A modified METRIC model for high resolution partitioning and mapping of evapotranspiration over irrigated agricultural landscapes in Morocco

Partitioning of evapotranspiration (ET) into soil evaporative (E) and plant transpiration (T) components remains challenging in flux modeling that has particular relevance to crop water use management. Here, we develop an approach to modify the Mapping EvapoTranspiration at high Resolution and with Internalized Calibration model (METRIC) that allows improved partitioning to landscape-scale flux components. Referred to herein as METRIC-2S, the approach introduces a two-source scheme into the original one source model, using soil and vegetation temperatures to drive the partitioning process. These temperatures are used by METRIC to calculate two ET components, one for the soil and another for the vegetation, which are subsequently weighted by the fractional vegetation cover (fc) to compute E and T. Soil and vegetation temperatures are estimated using the hourglass method, which is driven by the surface temperature and fc. ET estimates from the original METRIC and revised METRIC-2S models are intercompared and validated against eddy covariance measurements over three agricultural sites, including an olive orchard, wheat field and a mixed wheat/olive plantation.

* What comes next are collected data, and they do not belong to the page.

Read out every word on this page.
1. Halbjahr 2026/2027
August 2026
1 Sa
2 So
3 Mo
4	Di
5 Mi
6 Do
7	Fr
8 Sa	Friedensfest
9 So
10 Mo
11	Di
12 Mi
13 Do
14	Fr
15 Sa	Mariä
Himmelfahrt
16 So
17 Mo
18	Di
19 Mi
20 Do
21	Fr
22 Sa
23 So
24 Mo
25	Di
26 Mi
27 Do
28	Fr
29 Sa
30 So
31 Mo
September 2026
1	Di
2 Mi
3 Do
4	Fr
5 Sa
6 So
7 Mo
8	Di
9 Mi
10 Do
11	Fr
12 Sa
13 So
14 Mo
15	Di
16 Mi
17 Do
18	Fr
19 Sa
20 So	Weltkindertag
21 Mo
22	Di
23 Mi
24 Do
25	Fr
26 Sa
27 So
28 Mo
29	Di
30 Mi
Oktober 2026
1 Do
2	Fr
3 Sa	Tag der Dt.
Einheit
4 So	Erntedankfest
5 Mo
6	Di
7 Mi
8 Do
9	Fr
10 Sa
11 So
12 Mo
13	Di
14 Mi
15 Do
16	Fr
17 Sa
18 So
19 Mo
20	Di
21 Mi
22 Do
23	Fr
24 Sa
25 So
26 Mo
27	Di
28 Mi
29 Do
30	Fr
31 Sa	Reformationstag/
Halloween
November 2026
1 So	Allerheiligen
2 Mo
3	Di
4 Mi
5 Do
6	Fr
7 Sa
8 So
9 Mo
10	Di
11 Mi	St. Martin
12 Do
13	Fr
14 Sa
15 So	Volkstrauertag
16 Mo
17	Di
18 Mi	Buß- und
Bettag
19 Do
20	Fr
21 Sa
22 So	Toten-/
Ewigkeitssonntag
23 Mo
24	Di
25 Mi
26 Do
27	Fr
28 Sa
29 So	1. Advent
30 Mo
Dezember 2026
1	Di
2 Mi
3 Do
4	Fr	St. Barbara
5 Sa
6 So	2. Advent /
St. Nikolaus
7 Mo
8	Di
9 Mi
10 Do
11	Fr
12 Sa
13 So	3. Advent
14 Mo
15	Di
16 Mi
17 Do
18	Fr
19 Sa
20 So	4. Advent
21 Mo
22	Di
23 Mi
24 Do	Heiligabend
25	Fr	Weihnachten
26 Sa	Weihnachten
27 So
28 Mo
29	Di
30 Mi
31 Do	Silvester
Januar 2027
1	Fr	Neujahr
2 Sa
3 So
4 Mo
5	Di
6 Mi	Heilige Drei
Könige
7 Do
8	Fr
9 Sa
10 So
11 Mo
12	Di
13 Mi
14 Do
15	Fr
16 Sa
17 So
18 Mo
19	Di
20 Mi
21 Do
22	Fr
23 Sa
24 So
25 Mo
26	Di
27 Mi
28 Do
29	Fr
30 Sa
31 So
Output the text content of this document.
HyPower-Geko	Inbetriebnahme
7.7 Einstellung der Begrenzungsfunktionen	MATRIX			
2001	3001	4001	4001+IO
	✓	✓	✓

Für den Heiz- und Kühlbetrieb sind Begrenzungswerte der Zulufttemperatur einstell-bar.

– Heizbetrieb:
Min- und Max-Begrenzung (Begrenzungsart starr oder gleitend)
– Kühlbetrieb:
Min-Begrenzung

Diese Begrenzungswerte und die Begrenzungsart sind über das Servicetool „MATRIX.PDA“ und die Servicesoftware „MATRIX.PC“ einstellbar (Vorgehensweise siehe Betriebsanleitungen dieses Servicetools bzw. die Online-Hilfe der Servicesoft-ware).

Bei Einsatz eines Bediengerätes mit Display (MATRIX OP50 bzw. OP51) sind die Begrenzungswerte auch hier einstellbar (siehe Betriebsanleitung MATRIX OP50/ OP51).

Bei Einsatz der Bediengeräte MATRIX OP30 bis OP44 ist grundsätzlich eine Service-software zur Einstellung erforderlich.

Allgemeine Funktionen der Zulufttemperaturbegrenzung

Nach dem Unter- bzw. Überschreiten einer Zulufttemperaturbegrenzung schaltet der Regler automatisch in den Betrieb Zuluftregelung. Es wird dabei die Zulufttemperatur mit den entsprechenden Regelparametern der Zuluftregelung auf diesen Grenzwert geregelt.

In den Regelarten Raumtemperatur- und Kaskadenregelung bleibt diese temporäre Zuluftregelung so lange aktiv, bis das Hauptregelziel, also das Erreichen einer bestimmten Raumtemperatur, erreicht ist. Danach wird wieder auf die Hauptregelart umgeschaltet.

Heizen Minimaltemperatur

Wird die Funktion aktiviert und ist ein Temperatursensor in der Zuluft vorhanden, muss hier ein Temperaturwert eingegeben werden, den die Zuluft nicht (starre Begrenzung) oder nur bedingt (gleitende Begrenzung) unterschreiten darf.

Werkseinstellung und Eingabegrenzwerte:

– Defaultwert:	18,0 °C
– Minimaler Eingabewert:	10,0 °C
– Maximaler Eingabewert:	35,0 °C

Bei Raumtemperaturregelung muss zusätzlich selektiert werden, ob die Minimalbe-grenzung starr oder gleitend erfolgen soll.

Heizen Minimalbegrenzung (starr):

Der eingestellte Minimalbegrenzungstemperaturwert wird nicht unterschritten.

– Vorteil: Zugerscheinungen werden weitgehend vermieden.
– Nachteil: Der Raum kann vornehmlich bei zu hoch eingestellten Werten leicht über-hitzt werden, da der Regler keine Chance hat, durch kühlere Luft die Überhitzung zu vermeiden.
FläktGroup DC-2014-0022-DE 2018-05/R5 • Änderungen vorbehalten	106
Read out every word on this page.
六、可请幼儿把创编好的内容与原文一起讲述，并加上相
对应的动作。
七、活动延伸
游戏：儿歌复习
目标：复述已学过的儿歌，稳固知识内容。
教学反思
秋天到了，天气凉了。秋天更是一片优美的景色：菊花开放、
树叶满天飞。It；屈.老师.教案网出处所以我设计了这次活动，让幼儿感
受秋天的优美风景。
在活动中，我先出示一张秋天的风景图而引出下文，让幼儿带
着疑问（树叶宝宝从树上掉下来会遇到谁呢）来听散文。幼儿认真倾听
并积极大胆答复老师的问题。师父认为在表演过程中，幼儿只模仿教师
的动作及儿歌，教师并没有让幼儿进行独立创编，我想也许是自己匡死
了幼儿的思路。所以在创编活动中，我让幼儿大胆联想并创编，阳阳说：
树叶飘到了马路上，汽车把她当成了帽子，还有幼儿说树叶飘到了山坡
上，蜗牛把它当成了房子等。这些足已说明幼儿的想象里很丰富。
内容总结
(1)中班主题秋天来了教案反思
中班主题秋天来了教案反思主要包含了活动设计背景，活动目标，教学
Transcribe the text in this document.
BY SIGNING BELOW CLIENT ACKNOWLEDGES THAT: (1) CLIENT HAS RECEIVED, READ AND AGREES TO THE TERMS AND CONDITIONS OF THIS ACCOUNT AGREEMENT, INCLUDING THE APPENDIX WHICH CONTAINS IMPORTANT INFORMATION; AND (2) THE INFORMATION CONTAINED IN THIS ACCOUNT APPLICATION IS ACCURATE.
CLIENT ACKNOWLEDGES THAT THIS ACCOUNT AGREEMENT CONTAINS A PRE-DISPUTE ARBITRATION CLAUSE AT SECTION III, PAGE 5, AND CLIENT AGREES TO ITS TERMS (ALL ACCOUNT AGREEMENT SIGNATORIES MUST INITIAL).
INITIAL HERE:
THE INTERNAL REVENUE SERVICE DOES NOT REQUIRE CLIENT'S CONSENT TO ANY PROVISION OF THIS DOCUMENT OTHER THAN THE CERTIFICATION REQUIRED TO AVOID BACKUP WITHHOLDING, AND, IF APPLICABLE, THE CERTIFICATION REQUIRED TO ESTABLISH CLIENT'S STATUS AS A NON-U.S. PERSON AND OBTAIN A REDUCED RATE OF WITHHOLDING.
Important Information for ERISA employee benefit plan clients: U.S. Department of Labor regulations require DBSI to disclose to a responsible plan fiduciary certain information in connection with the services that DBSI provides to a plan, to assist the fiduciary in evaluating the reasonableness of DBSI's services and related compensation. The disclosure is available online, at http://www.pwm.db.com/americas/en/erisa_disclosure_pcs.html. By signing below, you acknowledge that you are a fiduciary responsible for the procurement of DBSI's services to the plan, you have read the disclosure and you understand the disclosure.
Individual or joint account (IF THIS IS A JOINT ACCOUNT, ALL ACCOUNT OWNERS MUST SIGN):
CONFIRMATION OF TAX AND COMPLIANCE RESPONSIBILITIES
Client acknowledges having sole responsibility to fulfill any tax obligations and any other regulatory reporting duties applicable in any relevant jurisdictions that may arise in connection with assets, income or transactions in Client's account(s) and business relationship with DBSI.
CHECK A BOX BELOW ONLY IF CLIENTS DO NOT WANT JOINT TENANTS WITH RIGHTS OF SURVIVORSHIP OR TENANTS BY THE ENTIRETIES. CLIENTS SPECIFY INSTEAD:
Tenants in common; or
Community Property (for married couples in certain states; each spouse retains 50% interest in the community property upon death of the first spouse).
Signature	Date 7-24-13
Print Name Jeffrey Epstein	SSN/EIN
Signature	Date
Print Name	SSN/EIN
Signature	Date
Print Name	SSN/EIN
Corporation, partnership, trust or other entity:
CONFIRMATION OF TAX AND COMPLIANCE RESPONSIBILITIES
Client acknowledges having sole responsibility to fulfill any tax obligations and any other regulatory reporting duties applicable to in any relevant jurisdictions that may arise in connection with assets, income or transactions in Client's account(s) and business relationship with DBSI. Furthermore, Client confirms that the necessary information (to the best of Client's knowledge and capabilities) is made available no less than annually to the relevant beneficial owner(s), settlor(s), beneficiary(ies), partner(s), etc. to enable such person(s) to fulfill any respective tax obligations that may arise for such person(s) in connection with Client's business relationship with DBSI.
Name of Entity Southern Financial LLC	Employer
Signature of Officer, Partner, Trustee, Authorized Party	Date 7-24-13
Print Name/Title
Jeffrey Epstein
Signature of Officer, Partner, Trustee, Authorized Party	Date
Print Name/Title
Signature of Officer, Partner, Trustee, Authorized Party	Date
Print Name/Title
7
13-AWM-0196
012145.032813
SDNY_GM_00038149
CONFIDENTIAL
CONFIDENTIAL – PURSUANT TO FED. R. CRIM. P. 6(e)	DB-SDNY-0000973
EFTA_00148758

Overall, METRIC-2S provides considerable improvements in accuracy relative to the original METRIC model over the three sites, with observed decreases in RMSE from 141 to 63 W/m² at the olive site, 102 to 83 W/m² over the wheat field and from 180 to 78 W/m² at the mixed site. To evaluate the performance of the partitioning scheme, transpiration estimates are compared against available sap flow measurements over the olive orchard site for selected dates that coincide with a Landsat overpass, with an RMSE from this reduced sample of approximately 22.3 W/m². While additional verification and assessment of component values are required, results suggest that the METRIC-2S approach represents a good trade-off between simplicity and improved accuracy.